Which is my point. Why did you link that article then? It's not safe due to the inherent flaw of D. It shouldn't return a function() type. This is invalid code just outright, the type system could easily be used to prevent this kind of mistake. But instead it relies on the user knowing about the bug in D. Hell like someone else mentioned, if it returned a delegate that would make more sense. But it doesn't for whatever reason. There's a lot of little things like this in D, and from your response you obviously don't give a flying shit about fixing it as you don't even see it as a problem. Just disable it in @safe and anyone that needs to write in @system will have to deal with insanity instead of having something reasonable.
August 25, 2018
On 25.08.2018 03:43, Walter Bright wrote:
> On 8/24/2018 4:22 PM, tide wrote:
>> struct SomeStruct
>> {
>>      void foo() {
>>          // use SomeStruct
>>      }
>> }
>>
>>
>> void broken()
>> {
>>      void function() foo = &SomeStruct.foo;
>>      foo(); // runtime error, isn't actually safe uses wrong calling convention as well
>> }
>>
>> Not really lack of feature so much as there exists broken code. This has been valid code for god knows how long. At some point it was usable in @safe, but it looks you can't take an address of a member function without "this" as well in safe anymore.
> 
> 
> That's because it isn't safe. But being able to take the address is important for system work.

So is taking the address of an `int` variable. The analogous point is that the type of `&x` for `x` an `int` should be `int*` (and not e.g. `string*`). D gets this right, and it should be equally obvious that it should get it right for the member function pointer case. (Or at least, not wrong. Using e.g. `void*` instead of an incompatible type would already be an improvement.)
August 25, 2018
On 25/08/18 10:56, Walter Bright wrote:
> On 8/24/2018 6:34 AM, Shachar Shemesh wrote:
>> No, unlike what I suggest, that doesn't work without carefully reviewing every single place you put it to see whether the constructor actually supports destructing a partially constructed object.
> 
> All D objects are default-initialized before the constructor sees it (unlike C++). A destructor should be able to handle a default-initialized object.

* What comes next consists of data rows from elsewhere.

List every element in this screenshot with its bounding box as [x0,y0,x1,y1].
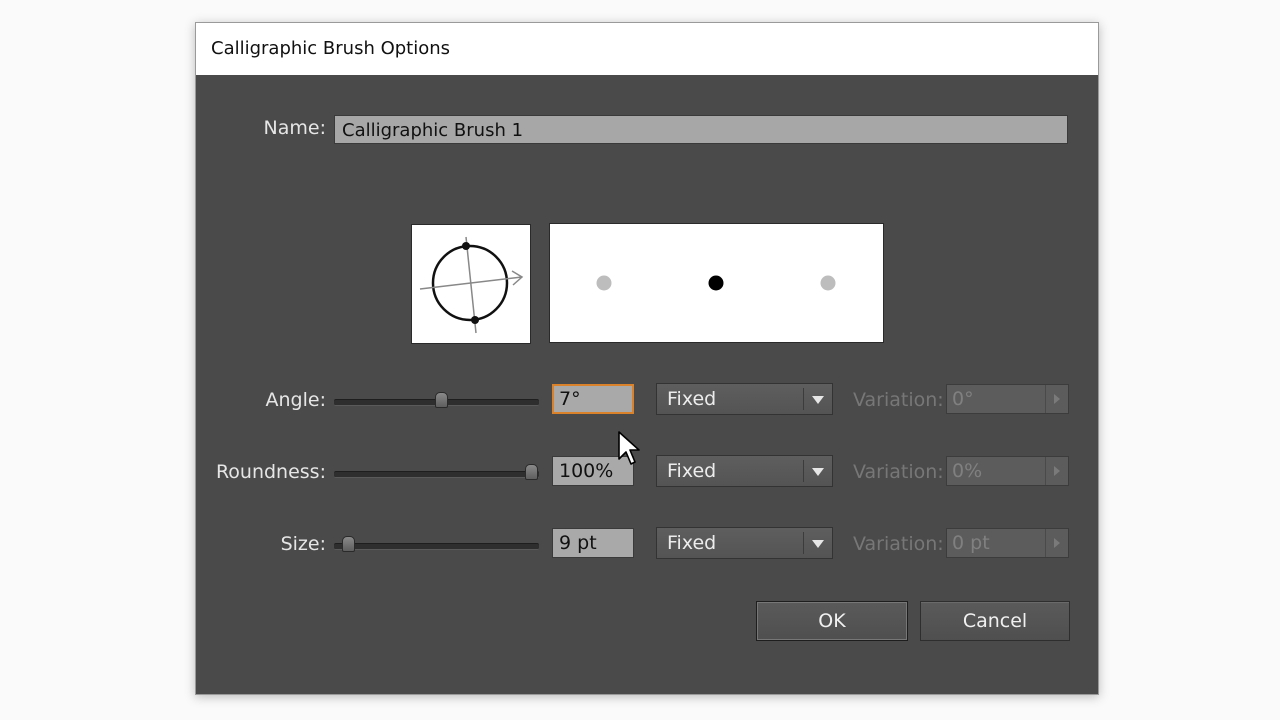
chevron-right-icon[interactable] [1045,529,1068,557]
current-size-dot [708,275,724,291]
size-slider-track[interactable] [334,543,539,550]
size-variation-label: Variation: [853,533,944,555]
angle-mode-value: Fixed [667,388,717,410]
size-variation-value: 0 pt [952,532,990,554]
roundness-handle-top[interactable] [462,242,470,250]
size-input[interactable]: 9 pt [552,528,634,558]
size-label: Size: [280,533,326,555]
max-variation-dot [820,275,836,291]
chevron-down-icon [812,468,824,476]
roundness-mode-dropdown[interactable]: Fixed [656,455,833,487]
chevron-right-icon[interactable] [1045,457,1068,485]
dropdown-divider [803,460,804,482]
name-label: Name: [263,117,326,139]
angle-label: Angle: [265,389,326,411]
chevron-down-icon [812,396,824,404]
size-slider[interactable] [334,533,539,557]
brush-variation-preview [549,223,884,343]
angle-slider[interactable] [334,389,539,413]
roundness-slider-thumb[interactable] [524,464,538,480]
angle-variation-label: Variation: [853,389,944,411]
size-mode-value: Fixed [667,532,717,554]
angle-variation-input[interactable]: 0° [946,384,1069,414]
chevron-down-icon [812,540,824,548]
dropdown-divider [803,388,804,410]
roundness-slider-track[interactable] [334,471,539,478]
angle-input[interactable]: 7° [552,384,634,414]
roundness-variation-value: 0% [952,460,983,482]
roundness-slider[interactable] [334,461,539,485]
dialog-title: Calligraphic Brush Options [211,38,451,59]
angle-variation-value: 0° [952,388,974,410]
roundness-label: Roundness: [215,461,326,483]
title-bar[interactable]: Calligraphic Brush Options [196,23,1098,75]
name-input[interactable]: Calligraphic Brush 1 [334,115,1068,144]
size-variation-input[interactable]: 0 pt [946,528,1069,558]
screen: Calligraphic Brush Options Name: Calligr… [0,0,1280,720]
calligraphic-brush-options-dialog: Calligraphic Brush Options Name: Calligr… [195,22,1099,695]
size-slider-thumb[interactable] [342,536,356,552]
brush-angle-roundness-widget[interactable] [412,225,530,343]
chevron-right-icon[interactable] [1045,385,1068,413]
angle-mode-dropdown[interactable]: Fixed [656,383,833,415]
roundness-handle-bottom[interactable] [471,316,479,324]
mouse-pointer-icon [618,431,640,465]
cancel-button[interactable]: Cancel [920,601,1070,641]
angle-slider-thumb[interactable] [434,392,448,408]
min-variation-dot [596,275,612,291]
roundness-variation-label: Variation: [853,461,944,483]
roundness-variation-input[interactable]: 0% [946,456,1069,486]
variation-preview-canvas [596,275,836,291]
ok-button[interactable]: OK [756,601,908,641]
dropdown-divider [803,532,804,554]
roundness-mode-value: Fixed [667,460,717,482]
size-mode-dropdown[interactable]: Fixed [656,527,833,559]
brush-shape-preview[interactable] [411,224,531,344]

I'm not talking about a default initialized object. I'm talking about an object where the constructor started running, but not to completion.

With that said, this statement is, I think, representative of the Lego problem D has. All D objects? Really? Even this one?

struct A {
  int a;

  @disable this();
  @disable init;

  this(int number);
  ~this();
}

If you allow a feature to be disabled, you really need to keep in mind that feature might be well and truly disabled.